Hacker News new | ask | show | jobs
by sverhagen 1207 days ago
It's fine?

Okay, we can quibble about the exact qualification. But I, like many others, am often quite upset about all sorts of stupid inefficiencies of Jira, and, to give a nod to a sibling thread: Bitbucket even more so. Now, you say "fine", I say very mediocre. And the thing with developers and their tooling is that we're often quite spoiled such that this mediocrity just doesn't sit well with us. In a lot of places, there is choice such that we can pick the most efficient, non-mediocre tools for our taste.
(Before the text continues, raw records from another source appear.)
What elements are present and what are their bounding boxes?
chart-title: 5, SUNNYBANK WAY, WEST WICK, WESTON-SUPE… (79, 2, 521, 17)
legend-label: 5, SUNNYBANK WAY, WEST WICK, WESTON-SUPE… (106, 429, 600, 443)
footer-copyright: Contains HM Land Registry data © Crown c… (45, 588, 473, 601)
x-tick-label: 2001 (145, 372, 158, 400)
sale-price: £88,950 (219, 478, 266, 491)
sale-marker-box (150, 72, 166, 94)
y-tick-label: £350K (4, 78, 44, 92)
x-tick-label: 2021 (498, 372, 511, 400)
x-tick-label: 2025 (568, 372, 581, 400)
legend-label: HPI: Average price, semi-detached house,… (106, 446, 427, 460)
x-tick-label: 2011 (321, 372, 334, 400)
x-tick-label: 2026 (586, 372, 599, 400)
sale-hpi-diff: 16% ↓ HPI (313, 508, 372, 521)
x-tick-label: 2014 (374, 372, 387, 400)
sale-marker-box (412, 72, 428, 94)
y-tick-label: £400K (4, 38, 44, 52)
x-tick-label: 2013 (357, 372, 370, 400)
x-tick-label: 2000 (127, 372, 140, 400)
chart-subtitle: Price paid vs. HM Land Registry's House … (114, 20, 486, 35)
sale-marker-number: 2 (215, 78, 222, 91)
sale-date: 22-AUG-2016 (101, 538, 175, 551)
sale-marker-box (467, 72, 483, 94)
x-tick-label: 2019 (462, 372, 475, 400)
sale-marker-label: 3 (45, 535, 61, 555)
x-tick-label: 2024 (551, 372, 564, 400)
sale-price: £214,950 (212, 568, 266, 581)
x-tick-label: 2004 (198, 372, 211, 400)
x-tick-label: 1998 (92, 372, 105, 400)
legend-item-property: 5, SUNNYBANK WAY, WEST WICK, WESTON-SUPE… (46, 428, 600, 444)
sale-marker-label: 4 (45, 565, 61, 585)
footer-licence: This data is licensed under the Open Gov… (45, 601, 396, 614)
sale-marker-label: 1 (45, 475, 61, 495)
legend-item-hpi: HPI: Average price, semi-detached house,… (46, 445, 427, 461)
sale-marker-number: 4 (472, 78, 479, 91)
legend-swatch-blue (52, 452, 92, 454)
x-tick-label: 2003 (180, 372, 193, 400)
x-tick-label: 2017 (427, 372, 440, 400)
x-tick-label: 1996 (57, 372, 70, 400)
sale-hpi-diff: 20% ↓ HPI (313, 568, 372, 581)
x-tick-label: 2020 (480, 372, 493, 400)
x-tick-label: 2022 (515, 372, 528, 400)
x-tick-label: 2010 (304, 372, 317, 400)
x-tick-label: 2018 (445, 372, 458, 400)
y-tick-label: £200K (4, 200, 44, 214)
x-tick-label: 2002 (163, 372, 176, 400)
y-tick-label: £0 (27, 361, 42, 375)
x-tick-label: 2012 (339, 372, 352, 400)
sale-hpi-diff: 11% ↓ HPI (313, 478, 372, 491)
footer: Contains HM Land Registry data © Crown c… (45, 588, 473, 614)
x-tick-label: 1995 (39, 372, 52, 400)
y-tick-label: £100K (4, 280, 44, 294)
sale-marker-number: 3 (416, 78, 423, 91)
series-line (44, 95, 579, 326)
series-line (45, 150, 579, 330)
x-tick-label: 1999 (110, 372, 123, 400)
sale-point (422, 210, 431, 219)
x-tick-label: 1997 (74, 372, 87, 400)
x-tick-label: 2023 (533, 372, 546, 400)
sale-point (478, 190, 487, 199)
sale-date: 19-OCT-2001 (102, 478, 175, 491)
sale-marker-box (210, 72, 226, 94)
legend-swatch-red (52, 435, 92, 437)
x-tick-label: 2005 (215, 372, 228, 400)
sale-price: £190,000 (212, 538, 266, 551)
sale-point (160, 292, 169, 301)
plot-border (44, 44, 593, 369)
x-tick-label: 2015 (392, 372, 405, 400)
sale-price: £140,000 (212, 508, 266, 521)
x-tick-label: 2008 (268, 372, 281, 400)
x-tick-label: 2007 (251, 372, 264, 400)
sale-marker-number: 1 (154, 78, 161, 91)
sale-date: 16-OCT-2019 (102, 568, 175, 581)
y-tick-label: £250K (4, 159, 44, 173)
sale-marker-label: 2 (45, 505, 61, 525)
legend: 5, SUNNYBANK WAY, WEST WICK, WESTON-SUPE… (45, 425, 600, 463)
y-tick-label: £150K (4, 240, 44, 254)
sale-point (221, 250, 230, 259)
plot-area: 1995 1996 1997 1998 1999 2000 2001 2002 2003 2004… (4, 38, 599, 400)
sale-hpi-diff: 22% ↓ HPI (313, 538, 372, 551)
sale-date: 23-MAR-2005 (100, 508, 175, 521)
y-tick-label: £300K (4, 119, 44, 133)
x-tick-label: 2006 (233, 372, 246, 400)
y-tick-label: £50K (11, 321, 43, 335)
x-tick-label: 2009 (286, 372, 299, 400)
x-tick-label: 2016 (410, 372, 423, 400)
But Jira is just such a de-facto industry standard, that there's less tolerance for shopping around, and many of us get stuck with it.

If you're in a sluggish enterprise, and you're conditioned to sit on the phone for a change request, or wait a minute and a half for your IT website to load, sure, Jira may be a breath of fresh air. But for a lot of us, Jira is the IBM of project management: no one got ever fired for buying it, but few people are happy with it either.

2 comments

You never had the pleasure of working on Yahoo!’s extremely customised bugzilla install I’m guessing. Once you used that you’d think Jira was pretty great and well optimised!
I have worked at Sluggish Enterprise™, which I was referencing. I had the luxury of moving on. So, I understand that you can always come across worse, but that doesn't absolve Atlassian, now does it :)
Some people are ok with mediocre, and that too is "fine", but you're right, Atlassian products are shite, they persist because of their ubiquity not because anyone I know or have ever worked with wants to use them.

Thankfully, they told industries like mine to go fuck ourselves when they discontinued the self-hosted options, and thanks in part, to COVID, there has been a lot of competition growing lately for developer tools like these.